Le persone che si trovano in quarantena su prescrizione medica o su ordine di un’autorità hanno diritto a un’indennità per perdita di guadagno (IPG) se al momento dell’interruzione dell'attività lucrativa sono obbligatoriamente assicurate all’AVS (il che implica avere il domicilio e l’attività lucrativa in Svizzera) ed esercitano un’attività lucrativa salariata o indipendente. La quarantena va comprovata mediante un’attestazione medica o l’ingiunzione dell’autorità. Con l’indennità per perdita di guadagno vengono corrisposte al massimo 10 indennità giornaliere pari all’80% del salario concordato (max CHF 196 al giorno). Il diritto cessa con la sospensione della quarantena, comunque non appena sono state corrisposte 10 indennità giornaliere.

 

11. Mio figlio è stato messo in quarantena. Chi si fa carico della mia perdita di salario se devo stare a casa per occuparmi del bambino?

I genitori costretti a interrompere la propria attività lucrativa a causa di figli in quarantena hanno diritto all’indennità di perdita di guadagno per il coronavirus durante la quarantena. Vengono corrisposte al massimo 10 indennità giornaliere pari all’80% del salario concordato (max CHF 196 al giorno). Il diritto cessa con la sospensione della quarantena, comunque non appena sono state corrisposte 10 indennità giornaliere. Tale diritto deve essere vantato presso la Cassa di compensazione AVS.

 

12. Il datore di lavoro può pretendere che mi vaccini contro il Covid-19?

No. Attualmente in Svizzera non vige alcun obbligo di vaccinarsi. La vaccinazione forzata per ordine del datore di lavoro per il momento non è attuabile nemmeno in caso di pandemia.

 

13. Chi può farsi vaccinare contro il Covid-19 per primo? 

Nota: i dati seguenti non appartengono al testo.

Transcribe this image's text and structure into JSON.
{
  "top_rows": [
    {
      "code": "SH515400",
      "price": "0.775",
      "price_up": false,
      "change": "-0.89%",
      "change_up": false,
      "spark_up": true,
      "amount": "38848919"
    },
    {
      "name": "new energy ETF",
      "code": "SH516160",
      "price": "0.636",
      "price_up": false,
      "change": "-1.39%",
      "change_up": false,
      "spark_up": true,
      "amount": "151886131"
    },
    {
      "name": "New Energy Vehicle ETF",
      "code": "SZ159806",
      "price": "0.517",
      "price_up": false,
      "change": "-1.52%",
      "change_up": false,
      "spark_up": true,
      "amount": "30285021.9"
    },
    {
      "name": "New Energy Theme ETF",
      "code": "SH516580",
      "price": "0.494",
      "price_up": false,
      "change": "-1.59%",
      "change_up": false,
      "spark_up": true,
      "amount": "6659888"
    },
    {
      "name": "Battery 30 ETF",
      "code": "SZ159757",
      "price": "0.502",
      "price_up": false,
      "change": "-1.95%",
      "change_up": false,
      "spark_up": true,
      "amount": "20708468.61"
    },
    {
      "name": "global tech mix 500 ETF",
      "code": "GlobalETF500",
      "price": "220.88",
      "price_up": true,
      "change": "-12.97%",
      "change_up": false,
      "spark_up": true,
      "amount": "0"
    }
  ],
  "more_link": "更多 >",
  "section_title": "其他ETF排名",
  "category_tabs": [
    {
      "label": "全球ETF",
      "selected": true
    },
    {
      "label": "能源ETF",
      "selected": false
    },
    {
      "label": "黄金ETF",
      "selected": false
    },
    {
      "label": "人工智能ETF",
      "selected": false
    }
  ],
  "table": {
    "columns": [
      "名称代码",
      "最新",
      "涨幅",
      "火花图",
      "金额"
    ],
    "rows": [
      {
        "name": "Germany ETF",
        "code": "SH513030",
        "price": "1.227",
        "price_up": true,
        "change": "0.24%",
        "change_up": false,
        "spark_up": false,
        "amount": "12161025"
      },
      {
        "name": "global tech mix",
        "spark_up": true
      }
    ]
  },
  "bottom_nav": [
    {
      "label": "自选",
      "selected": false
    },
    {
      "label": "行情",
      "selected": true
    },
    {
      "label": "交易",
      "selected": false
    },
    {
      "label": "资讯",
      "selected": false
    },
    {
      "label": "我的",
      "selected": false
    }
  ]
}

Sul sito dell’UFSP  o su quello del relativo Cantone sono disponibili tutte le informazioni importanti riguardo alla vaccinazione. Poiché le dosi di vaccino giungono scaglionate in Svizzera, la vaccinazione di tutta la popolazione richiederà vari mesi. Perciò sono state definite delle priorità. Attualmente hanno la priorità le seguenti categorie a partire dai 16 anni:

 

  • Gruppo target 1: persone particolarmente a rischio (escluse le donne in stato di gravidanza)
  • Gruppo target 2: personale sanitario a contatto con i pazienti / personale di assistenza a persone particolarmente a rischio
  • Gruppo target 3: contatti stretti (membri della stessa economia domestica, familiari che forniscono assistenza) di persone particolarmente a rischio
  • Gruppo target 4: persone ricoverate in istituzioni comunitarie ad alto rischio di infezione e contagio (ad es. istituti per portatori di handicap).